Veda Ega Pratama Sempat Tembus 10 Besar, Namun Akhiri FP2 Moto3 Italia 2026 di Posisi 21
Pembalap Indonesia Veda Ega Pratama saat menjalani sesi latihan bebas Moto3 Italia 2026 di Sirkuit Mugello.Foto:IG@hondateamasia
jogja.fin.co.id - Pembalap muda Indonesia, Veda Ega Pratama, harus mengakhiri sesi latihan bebas kedua atau FP2 Moto3 Italia 2026 di posisi ke-21. Meski belum mampu menembus papan atas hingga akhir sesi, Veda sempat menunjukkan performa kompetitif di Sirkuit Mugello, Sabtu, 30 Mei 2026.
Sejak awal latihan berlangsung, Veda tampil cukup agresif dalam membangun ritme balapan. Ia perlahan memperbaiki catatan waktunya dan sempat menembus posisi ke-11 sebelum akhirnya masuk ke jajaran 10 besar.

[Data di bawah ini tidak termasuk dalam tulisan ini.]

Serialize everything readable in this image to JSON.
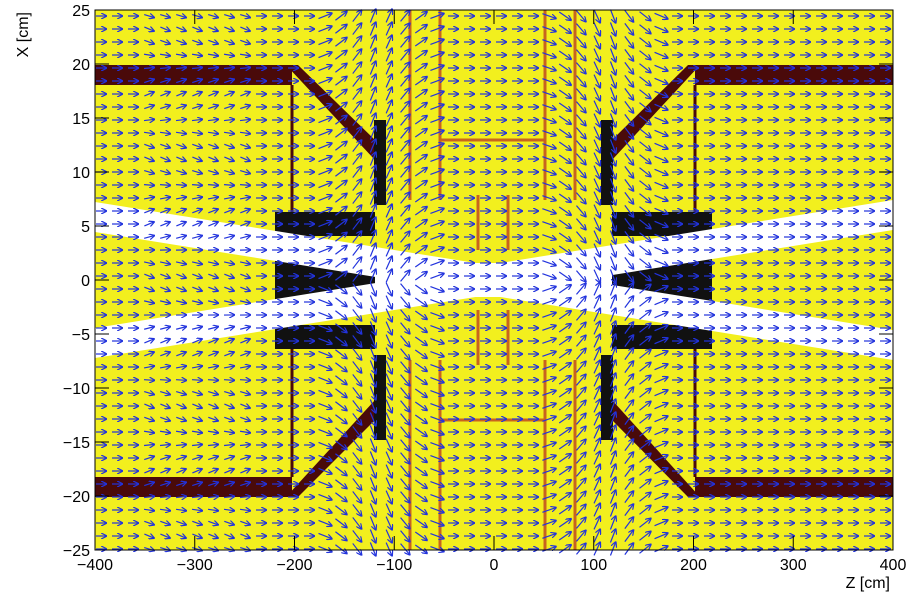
{
  "chart_data": {
    "type": "quiver",
    "xlabel": "Z [cm]",
    "ylabel": "X [cm]",
    "xlim": [
      -400,
      400
    ],
    "ylim": [
      -25,
      25
    ],
    "xticks": [
      {
        "value": -400,
        "label": "−400"
      },
      {
        "value": -300,
        "label": "−300"
      },
      {
        "value": -200,
        "label": "−200"
      },
      {
        "value": -100,
        "label": "−100"
      },
      0,
      100,
      200,
      300,
      400
    ],
    "yticks": [
      {
        "value": -25,
        "label": "−25"
      },
      {
        "value": -20,
        "label": "−20"
      },
      {
        "value": -15,
        "label": "−15"
      },
      {
        "value": -10,
        "label": "−10"
      },
      {
        "value": -5,
        "label": "−5"
      },
      0,
      5,
      10,
      15,
      20,
      25
    ],
    "color": "#2233dd"
  }
}
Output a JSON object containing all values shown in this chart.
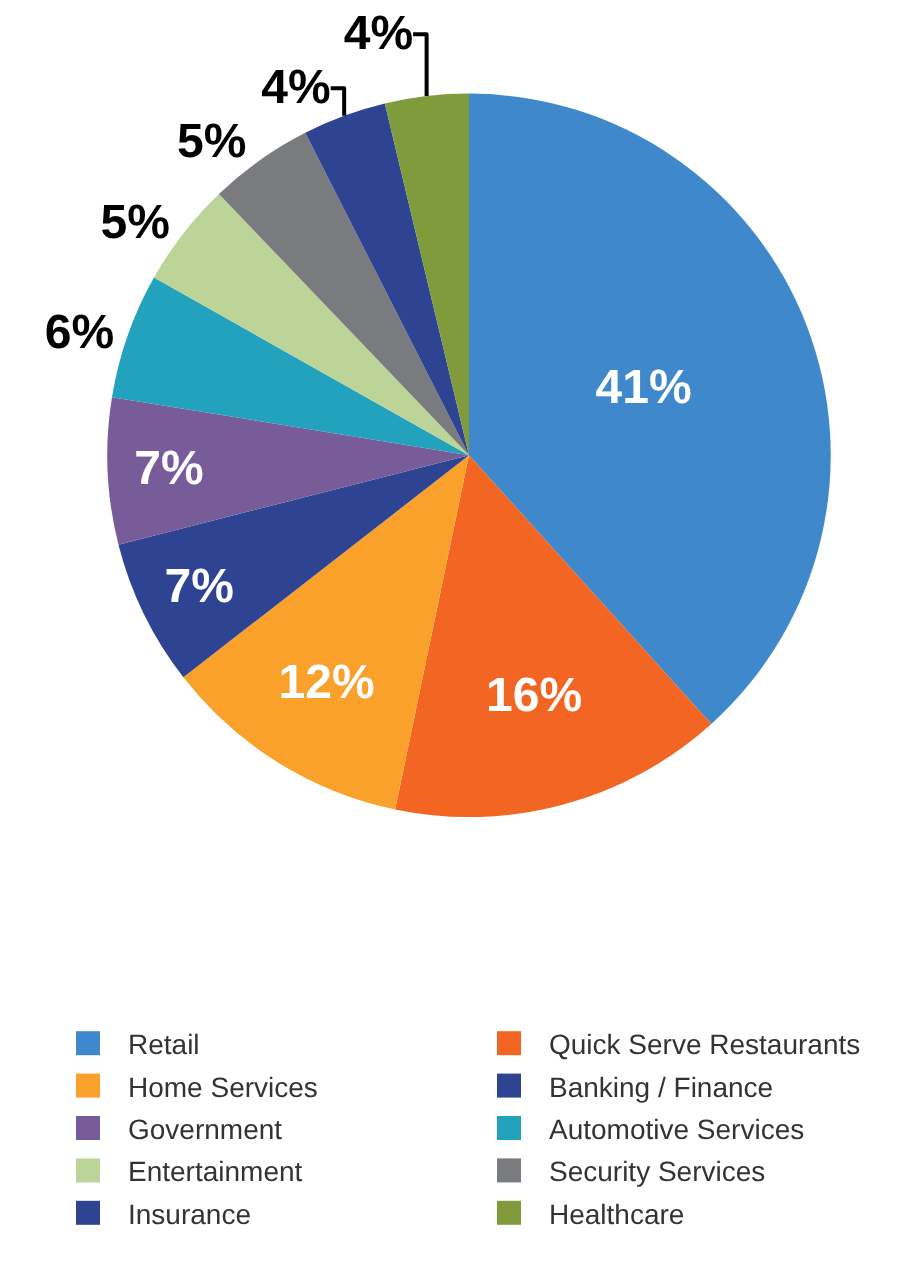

Namun, ketatnya persaingan di kelas Moto3 membuat perubahan posisi berlangsung sangat cepat. Ketika waktu latihan tersisa sekitar 12 menit, posisi Veda turun ke urutan ke-17 setelah sejumlah pembalap lain mencatatkan waktu lebih baik.
Persaingan Ketat Warnai FP2 Moto3 Mugello
Menjelang akhir sesi, Veda kembali memperlihatkan respons positif. Tujuh menit sebelum sesi berakhir, pembalap asal Indonesia tersebut mampu memperbaiki waktunya dan naik ke posisi ke-13.
Pada fase itu, Veda berada tepat di depan pembalap Malaysia, Hakim Danish, yang juga bersaing ketat di kelompok tengah klasemen sementara.
Situasi kembali berubah ketika sesi memasuki lima menit terakhir. Hakim Danish sempat melonjak ke posisi ke-11 sebelum kembali turun ke urutan ke-13. Sementara itu, Veda kehilangan momentum dan perlahan turun ke posisi ke-16.
Hingga sesi latihan resmi berakhir, Veda harus puas menempati peringkat ke-21. Adapun Hakim Danish menutup FP2 dengan finis di posisi ke-17.
Alvaro Carpe Jadi yang Tercepat
Di sisi lain, pembalap Spanyol Alvaro Carpe berhasil menjadi yang tercepat pada FP2 Moto3 Italia 2026. Ia merebut posisi teratas pada dua menit terakhir usai mencatatkan waktu terbaik 1 menit 55,052 detik.
Posisi kedua ditempati Ruche Moodley, sedangkan Rico Salmela melengkapi tiga besar pada sesi latihan bebas kedua di Mugello.
Meski belum mendapatkan hasil maksimal, performa Veda yang sempat masuk 10 besar menunjukkan peluang untuk tampil lebih kompetitif pada sesi berikutnya.